Por exemplo, haveria mudanças nas
regras para empréstimos estudantis, ou loans, obrigando as instituições
de ensino a “dividir os riscos” nesses casos. Outro ponto destacado por Clovis
trata das “liberal arts” — como artes plásticas, design, história –,
cursos nos quais os alunos terão mais dificuldade em garantir financiamento,
principalmente fora das instituições pioneiras nos Estados Unidos.
Apesar de se referirem aos alunos
americanos, a princípio, tais medidas podem atingir também estrangeiros. Para o
editor do Inside Higher Ed, Scott Jaschik, outros
aspectos da campanha de Trump acendem o alerta vermelho para quem vem de fora.
“O candidato republicano frequentemente criticou as universidades por serem
politicamente corretas, e seus comentários sobre não-americanos nos Estados
Unidos preocuparam os líderes nas universidades que dependem dos estudantes
internacionais”.
O clima de incerteza persiste, já
que o presidente eleito mudou várias vezes sua posição quanto a assuntos
ligados à imigração, concessão de vistos e outras medidas que impactam os
estudantes internacionais. Só sobre o visto H-B1, que permite o trabalho nos
Estados Unidos para alunos com formação superior, por exemplo, seu discurso
oscilou bastante. No site da campanha, inicialmente, Trump desencorajava as
empresas americanas a contratar estrangeiros, e logo depois condenou o uso do
H-B1 para atrair mão-de-obra estrangeira barata.

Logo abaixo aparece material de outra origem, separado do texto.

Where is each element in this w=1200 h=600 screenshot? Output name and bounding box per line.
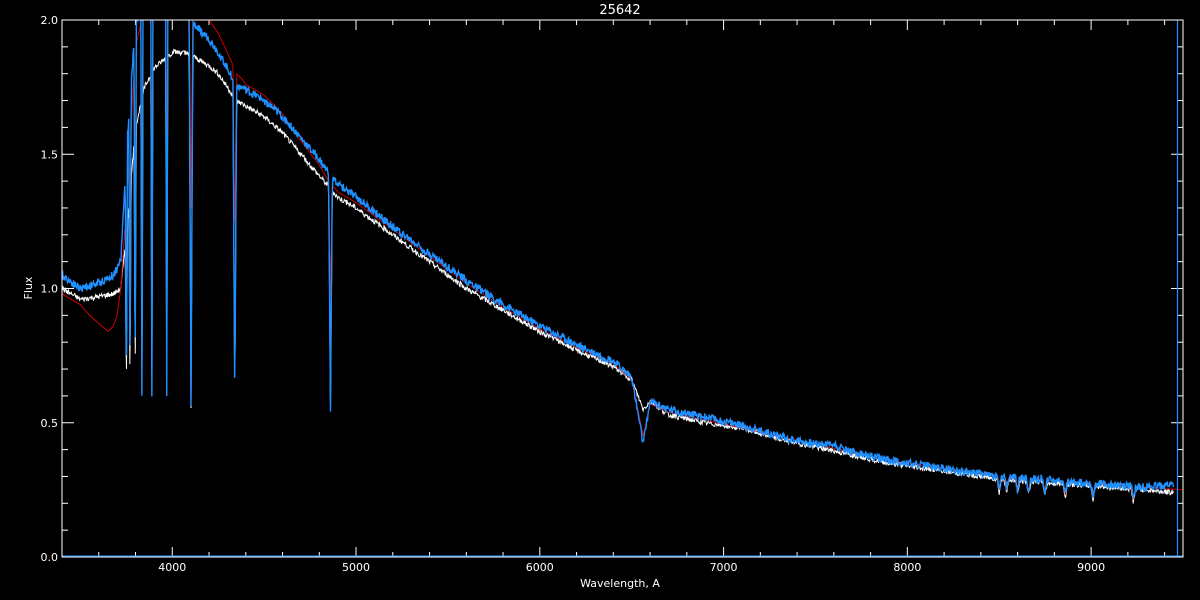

Segundo o analista Pravna Sharma,
da Moody’s Investors Service, essas especulações sobre o futuro do
país já diminuiriam o número de estudantes que se candidatam às universidades
americanas. Como ele destaca em seu relatório sobre o tema, “há exemplos
numerosos de como a inscrição de candidatos de países estrangeiros pode
rapidamente variar com base em mudanças nas políticas nacionais e
internacionais adotadas no país”. Como cita a Moody’s, esse efeito acompanharia
mudanças em programas de bolsa e imigração, que podem estar na mira de Trump.